Wie Dennis Hoppe vom HLRS auf dem Berliner Symposium erläuterte, sind Simulation, künstliche Intelligenz und Datenanalyse Werkzeuge, mit deren Hilfe sich viele potenzielle Krisensituationen lösen ließen. Das HLRS hat sich beispielsweise an der Entwicklung von Software zur Simulation von Wetter, geologischen Risiken wie Erdbeben und Vulkanen, Luftverschmutzung, städtischen Energiesystemen und Windparks beteiligt. Mit den neuen Technologien seien auch andere Anwendungen denkbar, etwa die Entsendung von Drohnen zu Waldbränden, um Daten an ein Rechenzentrum zu übermitteln, das die Brandbekämpfung durch Simulation in Echtzeit unterstützen könnte. Im HiDALGO2-Projekt entwickelten Wissenschaftler vom HLRS und ihre Partner auch Instrumente zur Vorhersage von Flüchtlingsströmen, die vor Naturkatastrophen oder Kriegen fliehen. Der Ansatz könnte Behörden helfen, sich auf deren Ankunft vorzubereiten.

Eine frühzeitige Vorbereitung ist unerlässlich

Dr. Ralf Schneider vom HLRS hat die Zusammenarbeit des Zentrums mit dem BiB und der Duisburger Feuerwehr geleitet. Er sieht große Chancen für den Einsatz von Simulationen in Notfallsituationen. Allerdings ist der Schlüssel zum Erfolg, sich auf die Entwicklung der richtigen Anwendungen zu konzentrieren und sicherzustellen, dass sie zuverlässige Informationen liefern: „Simulation ist wie eine moderne Kristallkugel. Aber die Kristallkugel transparent zu machen, ist ein wesentlicher Punkt. Darauf konzentrieren wir uns aktuell.“

CIRCE hat zwei mögliche Krisenanwendungen untersucht. Bei der ersten könnten Supercomputer sofortige, automatisierte Warnungen und Daten zur Unterstützung von Notfallmaßnahmen und Krisenmanagement liefern. Mittels Gesprächen mit Partnern des HLRS in Japan erfuhr das Team beispielsweise, dass nach den Verwüstungen durch den Tohoku-Tsunami im Jahr 2011 Bojen im Pazifischen Ozean verankert wurden, um Druckwellen zu messen, die von Unterwasser-Erdbeben herrühren. Wenn die Bojen ein Erdbeben feststellen, senden sie sofort ein Signal an einen Empfänger an Land, wo es ausgewertet wird, um festzustellen, ob ein Tsunami im Anmarsch ist. Dieses Schnellreaktionssystem schafft Zeit, um einen Evakuierungsalarm für die Küste auszusprechen. An anderen Orten könnten ähnliche Anwendungen die schnelle Reaktion auf Überschwemmungen, Waldbrände oder die Freisetzung giftiger Chemikalien unterstützen.

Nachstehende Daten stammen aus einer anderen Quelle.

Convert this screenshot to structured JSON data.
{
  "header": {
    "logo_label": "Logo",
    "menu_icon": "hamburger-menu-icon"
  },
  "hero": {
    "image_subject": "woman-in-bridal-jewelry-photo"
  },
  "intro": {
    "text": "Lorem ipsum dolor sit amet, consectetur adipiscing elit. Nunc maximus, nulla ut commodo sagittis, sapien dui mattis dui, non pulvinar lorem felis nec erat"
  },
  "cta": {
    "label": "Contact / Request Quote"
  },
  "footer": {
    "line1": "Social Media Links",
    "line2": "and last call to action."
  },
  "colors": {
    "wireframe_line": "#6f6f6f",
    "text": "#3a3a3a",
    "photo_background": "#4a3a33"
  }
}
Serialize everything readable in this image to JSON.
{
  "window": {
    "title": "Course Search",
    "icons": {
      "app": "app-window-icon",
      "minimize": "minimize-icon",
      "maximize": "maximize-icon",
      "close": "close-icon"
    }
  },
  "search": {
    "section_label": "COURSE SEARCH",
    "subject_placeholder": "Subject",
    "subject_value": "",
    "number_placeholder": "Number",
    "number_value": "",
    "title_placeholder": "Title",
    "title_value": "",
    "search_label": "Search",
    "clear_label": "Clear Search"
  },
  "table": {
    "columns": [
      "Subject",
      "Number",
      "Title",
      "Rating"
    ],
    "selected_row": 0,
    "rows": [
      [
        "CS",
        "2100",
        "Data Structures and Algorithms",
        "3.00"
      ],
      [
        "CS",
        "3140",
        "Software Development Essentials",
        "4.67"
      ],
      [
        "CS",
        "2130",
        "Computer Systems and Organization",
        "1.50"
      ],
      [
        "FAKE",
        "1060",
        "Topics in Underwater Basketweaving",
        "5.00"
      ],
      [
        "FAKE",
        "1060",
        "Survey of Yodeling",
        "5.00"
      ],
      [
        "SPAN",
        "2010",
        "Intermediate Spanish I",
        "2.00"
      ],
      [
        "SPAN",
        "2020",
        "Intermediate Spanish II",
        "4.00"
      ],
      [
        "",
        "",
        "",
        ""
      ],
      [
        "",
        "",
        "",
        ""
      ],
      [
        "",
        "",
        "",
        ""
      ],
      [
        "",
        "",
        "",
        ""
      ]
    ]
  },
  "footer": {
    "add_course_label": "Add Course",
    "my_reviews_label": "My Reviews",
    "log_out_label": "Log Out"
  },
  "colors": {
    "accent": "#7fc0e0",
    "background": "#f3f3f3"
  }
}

Crisis Computing lässt sich auch über längere Zeiträume zur Überwachung potenzieller Risiken einsetzen. Ein gängiges Beispiel ist die Wettersimulation zur Vorhersage schwerer Regenfälle, aber dieser Ansatz könnte auch nützlich sein, um die Ausbreitung von Infektionen während eines Krankheitsausbruchs zu verfolgen oder um sicherzustellen, dass genügend Blut für die medizinische Versorgung bereitsteht.

In beiden Anwendungen von Krisensimulationen muss zunächst sichergestellt werden, dass die erforderlichen Daten verfügbar sind. Die zunehmenden digitalen Ressourcen vieler öffentlicher Einrichtungen – von geografischen Daten über Gebäudeinformationen bis hin zu demografischen Daten und Messungen der Umweltqualität – bieten reichhaltige Ressourcen, um Simulationswerkzeuge für Krisensituationen zu entwickeln. Schneider erklärte, dass das Duisburger Projekt gezeigt hat: Wenn eine Behörde einen Bedarf feststellt, ist oft eine Datenaufbereitung notwendig, um die erforderlichen Datensätze zu erstellen. In Duisburg beispielsweise bestand eine Herausforderung für die Partner darin, neue Karten zu entwickeln, die zwei- und dreidimensionale Darstellungen von Gebäuden und Landschaften sowie andere relevante Informationen wie die Geometrien von Brückenunterführungen und die Topografie des Rheinbetts umfassen. Die Entwicklung dieser Karten wird zu genaueren Simulationen führen.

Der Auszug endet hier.